Les professions concernées conviennent donc, comme je l’ai constaté moi-même lorsque je les ai toutes interrogées pour ce rapport, puis à nouveau lors de la mission de préfiguration, que l’accès à l’aide juridictionnelle impose la mobilisation des professions, à condition que cette mobilisation soit partagée par tous. C’est dans cette perspective qu’est posée la question d’une solidarité entre les notaires – entre eux et pour leur profession – et d’une solidarité pour l’accès à l’aide juridictionnelle. De fait, un tel dispositif est également défini pour les avocats, auxquels nous demandons de le mettre en oeuvre, ainsi que pour les huissiers de justice. Ces derniers participent du reste déjà à l’aide juridictionnelle – il s’agit en effet des premiers professionnels impliqués, dès la loi de 1971, dans ce processus. Je tiens à rappeler cette réalité, car certains semblent nier toutes les difficultés – celles que relevait le rapport Darrois et celles que vous avez tenté de corriger, ce qui n’a pas été simple, car la matière ne l’est guère non plus.

Je rappelle enfin que l’objectif numéro un est l’accès aux professionnels du droit, car nos concitoyens ont besoin d’eux.
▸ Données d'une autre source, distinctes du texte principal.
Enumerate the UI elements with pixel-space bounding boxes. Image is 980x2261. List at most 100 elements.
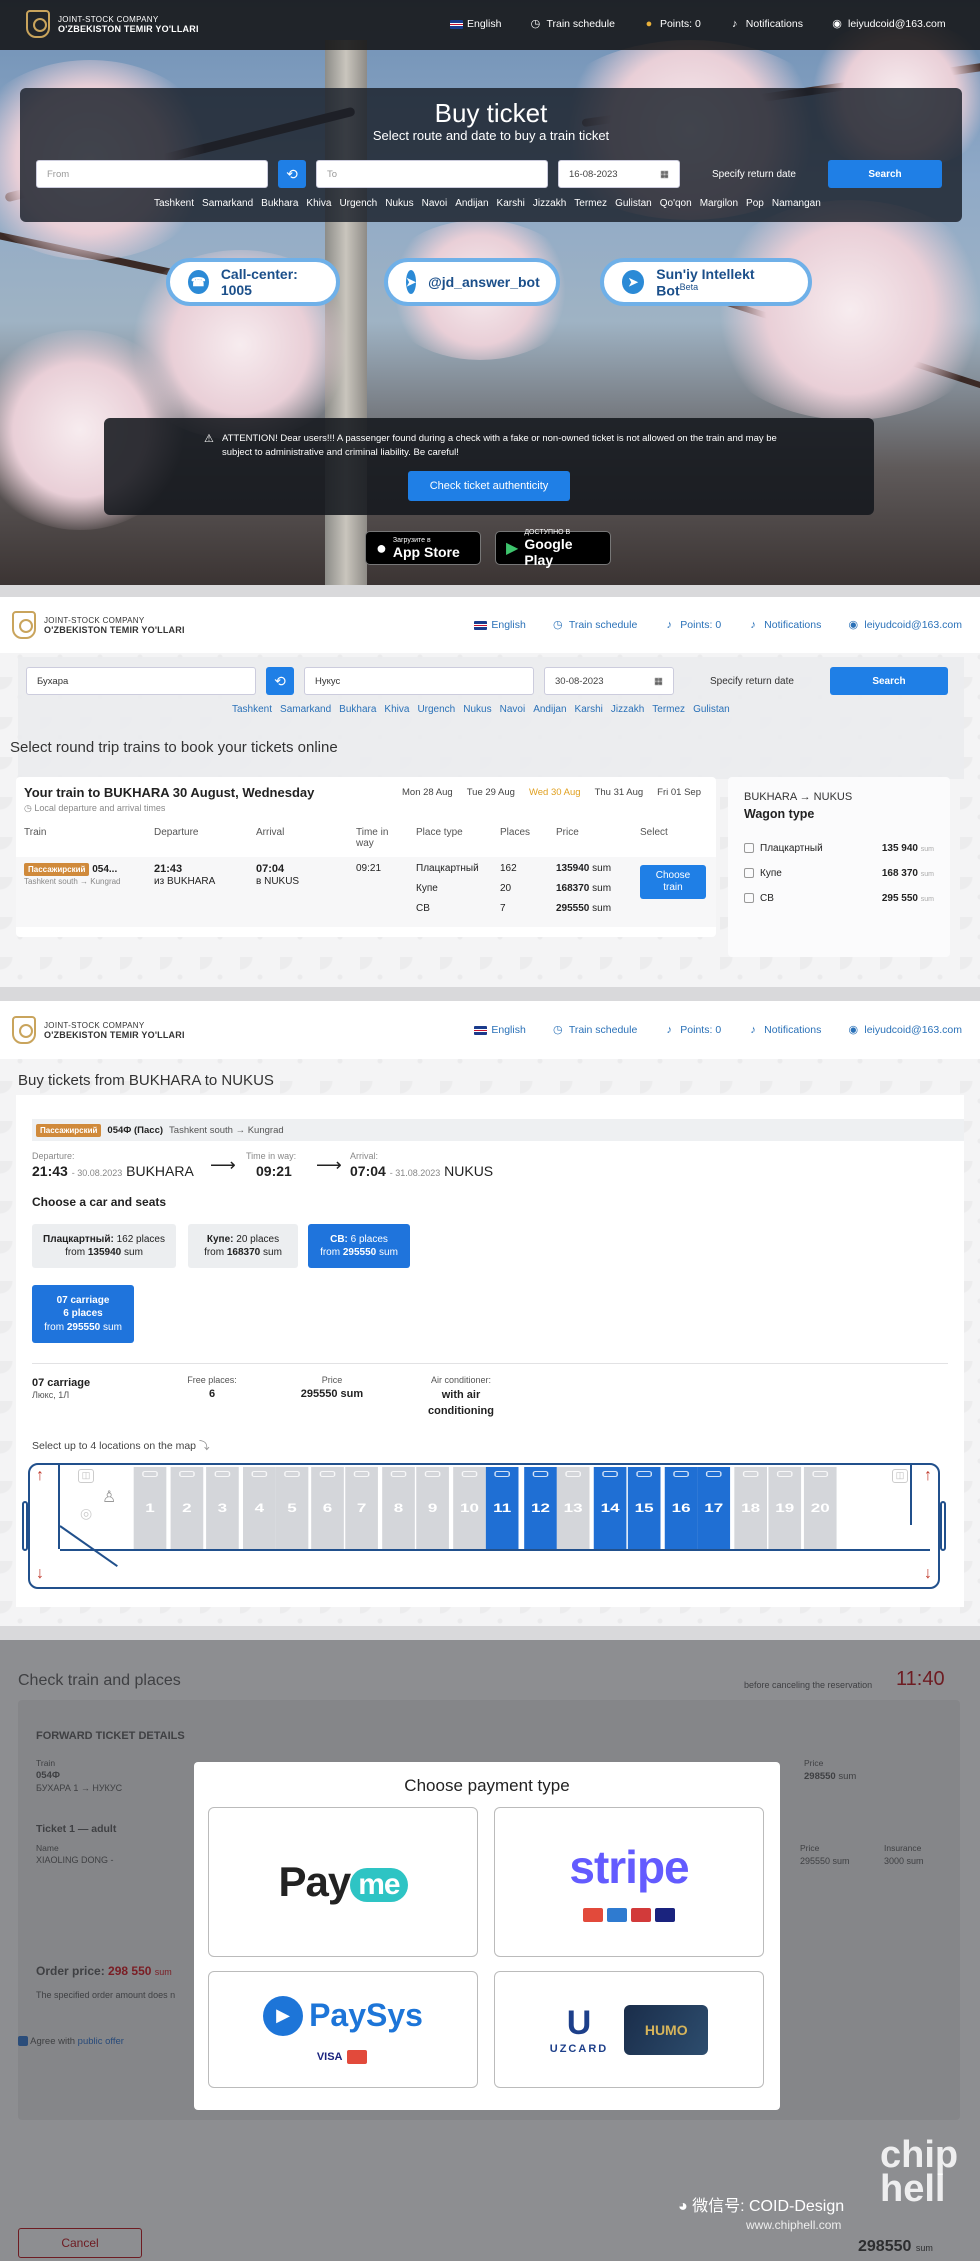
- city-link[interactable]: Urgench: [339, 198, 377, 209]
- language-switch[interactable]: English: [474, 619, 526, 631]
- city-link[interactable]: Gulistan: [615, 198, 652, 209]
- language-switch[interactable]: English: [450, 18, 501, 30]
- language-label: English: [491, 1023, 526, 1036]
- telegram-bot-button[interactable]: ➤ @jd_answer_bot: [384, 258, 560, 306]
- city-link[interactable]: Nukus: [463, 704, 491, 715]
- to-input[interactable]: To: [316, 160, 548, 188]
- choose-train-button[interactable]: Choose train: [640, 865, 706, 899]
- from-input[interactable]: From: [36, 160, 268, 188]
- city-link[interactable]: Khiva: [384, 704, 409, 715]
- city-link[interactable]: Samarkand: [280, 704, 331, 715]
- car-type-platzkart[interactable]: Плацкартный: 162 places from 135940 sum: [32, 1224, 176, 1268]
- to-input[interactable]: Нукус: [304, 667, 534, 695]
- city-link[interactable]: Tashkent: [232, 704, 272, 715]
- city-link[interactable]: Navoi: [500, 704, 526, 715]
- company-logo[interactable]: JOINT-STOCK COMPANY O'ZBEKISTON TEMIR YO'…: [12, 1016, 185, 1044]
- city-link[interactable]: Samarkand: [202, 198, 253, 209]
- pillow-icon: [812, 1471, 829, 1477]
- call-center-button[interactable]: ☎ Call-center: 1005: [166, 258, 340, 306]
- nav-notifications[interactable]: ♪ Notifications: [747, 619, 821, 631]
- nav-points[interactable]: ● Points: 0: [643, 18, 701, 30]
- wagon-type-option[interactable]: СВ 295 550 sum: [744, 893, 934, 904]
- city-link[interactable]: Khiva: [306, 198, 331, 209]
- city-link[interactable]: Andijan: [455, 198, 488, 209]
- wagon-type-option[interactable]: Плацкартный 135 940 sum: [744, 843, 934, 854]
- company-logo[interactable]: JOINT-STOCK COMPANY O'ZBEKISTON TEMIR YO…: [26, 10, 199, 38]
- carriage-name: 07 carriage: [32, 1377, 91, 1389]
- return-date-link[interactable]: Specify return date: [710, 676, 794, 687]
- car-type-kupe[interactable]: Купе: 20 places from 168370 sum: [188, 1224, 298, 1268]
- city-link[interactable]: Jizzakh: [533, 198, 566, 209]
- nav-account[interactable]: ◉ leiyudcoid@163.com: [831, 18, 945, 30]
- day-tab[interactable]: Tue 29 Aug: [467, 787, 515, 798]
- language-switch[interactable]: English: [474, 1023, 526, 1036]
- city-link[interactable]: Pop: [746, 198, 764, 209]
- app-store-button[interactable]: ● Загрузите в App Store: [365, 531, 481, 565]
- amex-icon: [607, 1907, 627, 1922]
- clock-icon: ◷: [530, 18, 541, 31]
- city-link[interactable]: Namangan: [772, 198, 821, 209]
- company-logo[interactable]: JOINT-STOCK COMPANY O'ZBEKISTON TEMIR YO'…: [12, 611, 185, 639]
- date-input[interactable]: 30-08-2023 ▦: [544, 667, 674, 695]
- google-play-button[interactable]: ▶ ДОСТУПНО В Google Play: [495, 529, 611, 568]
- seat[interactable]: 12: [524, 1467, 557, 1549]
- seat[interactable]: 16: [664, 1467, 698, 1549]
- from-input[interactable]: Бухара: [26, 667, 256, 695]
- city-link[interactable]: Bukhara: [261, 198, 298, 209]
- city-link[interactable]: Navoi: [422, 198, 448, 209]
- day-tab[interactable]: Thu 31 Aug: [595, 787, 644, 798]
- day-tab-active[interactable]: Wed 30 Aug: [529, 787, 581, 798]
- city-link[interactable]: Qo'qon: [660, 198, 692, 209]
- paysys-option[interactable]: ▶ PaySys VISA: [208, 1971, 478, 2088]
- check-ticket-button[interactable]: Check ticket authenticity: [408, 471, 570, 501]
- search-button[interactable]: Search: [828, 160, 942, 188]
- seat[interactable]: 11: [485, 1467, 519, 1549]
- seat: 13: [556, 1467, 590, 1549]
- payme-option[interactable]: Pay me: [208, 1807, 478, 1957]
- date-input[interactable]: 16-08-2023 ▦: [558, 160, 680, 188]
- nav-account[interactable]: ◉ leiyudcoid@163.com: [847, 619, 962, 631]
- stripe-option[interactable]: stripe: [494, 1807, 764, 1957]
- seat[interactable]: 17: [697, 1467, 731, 1549]
- ai-bot-button[interactable]: ➤ Sun'iy Intellekt BotBeta: [600, 258, 812, 306]
- city-link[interactable]: Gulistan: [693, 704, 730, 715]
- nav-notifications[interactable]: ♪ Notifications: [729, 18, 803, 30]
- car-type-sv-selected[interactable]: СВ: 6 places from 295550 sum: [308, 1224, 410, 1268]
- city-link[interactable]: Karshi: [575, 704, 603, 715]
- city-link[interactable]: Bukhara: [339, 704, 376, 715]
- train-name[interactable]: Пассажирский 054...: [24, 863, 117, 876]
- swap-button[interactable]: ⟲: [266, 667, 294, 695]
- seat[interactable]: 14: [593, 1467, 627, 1549]
- nav-points[interactable]: ♪ Points: 0: [663, 1024, 722, 1036]
- uzcard-humo-option[interactable]: U UZCARD HUMO: [494, 1971, 764, 2088]
- city-link[interactable]: Andijan: [533, 704, 566, 715]
- city-link[interactable]: Termez: [574, 198, 607, 209]
- seat[interactable]: 15: [627, 1467, 661, 1549]
- nav-schedule[interactable]: ◷ Train schedule: [552, 1024, 637, 1036]
- user-icon: ◉: [848, 619, 859, 632]
- city-link[interactable]: Urgench: [417, 704, 455, 715]
- place-type: Плацкартный: [416, 863, 479, 874]
- city-link[interactable]: Tashkent: [154, 198, 194, 209]
- search-button[interactable]: Search: [830, 667, 948, 695]
- public-offer-link[interactable]: public offer: [78, 2036, 124, 2047]
- city-link[interactable]: Karshi: [497, 198, 525, 209]
- city-link[interactable]: Margilon: [700, 198, 738, 209]
- agree-row[interactable]: Agree with public offer: [18, 2036, 124, 2047]
- wagon-type-option[interactable]: Купе 168 370 sum: [744, 868, 934, 879]
- day-tab[interactable]: Fri 01 Sep: [657, 787, 701, 798]
- city-link[interactable]: Nukus: [385, 198, 413, 209]
- nav-account[interactable]: ◉ leiyudcoid@163.com: [847, 1024, 962, 1036]
- swap-button[interactable]: ⟲: [278, 160, 306, 188]
- car-type-unit: sum: [263, 1247, 282, 1258]
- nav-schedule[interactable]: ◷ Train schedule: [552, 619, 637, 631]
- city-link[interactable]: Jizzakh: [611, 704, 644, 715]
- nav-schedule[interactable]: ◷ Train schedule: [529, 18, 615, 31]
- carriage-07-button[interactable]: 07 carriage 6 places from 295550 sum: [32, 1285, 134, 1343]
- nav-notifications[interactable]: ♪ Notifications: [747, 1024, 821, 1036]
- return-date-link[interactable]: Specify return date: [712, 169, 796, 180]
- nav-points[interactable]: ♪ Points: 0: [663, 619, 722, 631]
- cancel-button[interactable]: Cancel: [18, 2228, 142, 2258]
- day-tab[interactable]: Mon 28 Aug: [402, 787, 453, 798]
- city-link[interactable]: Termez: [652, 704, 685, 715]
De fait, il n’y a pas d’accès au droit sans accès aux professionnels du droit. Le problème financier ne doit pas y faire obstacle. Or on ne peut plus nier l’importance des questions économiques dans ce domaine.

Quand on connaît, comme bon nombre d’entre vous, la profession d’avocat, on sait quelle est la proportion de ceux qui ne portent jamais la robe et ne plaident pas. Cette profession connaît donc une situation entièrement nouvelle et très complexe. Comment, alors qu’elle absorbe 3 500 avocats par an, assumera-t-elle une réalité dans laquelle plus de la moitié des avocats, tout en exerçant pleinement la profession, ne savent pas ce qu’est un juge ? Que va-t-il se passer ? La question est la même pour les huissiers et pour les notaires.

C’est la raison pour laquelle, chers collègues, au lieu de vous draper dans des positionnements qui n’étaient pas les vôtres lorsque vous étiez en responsabilité – certains d’entre vous ont en effet formulé à cette époque des réflexions très pertinentes sur ce sujet –, mieux vaut entrer dans ces sujets et faire avancer les choses. À défaut de résoudre définitivement des problèmes d’une grande complexité, je vous propose au moins d’écarter les pressions que nous subissons tous pour entrer dans ce qui est à la fois le sujet et l’objet de ce dispositif : pouvons-nous faciliter l’accès au droit pour les justiciables ? C’est cela, le progrès.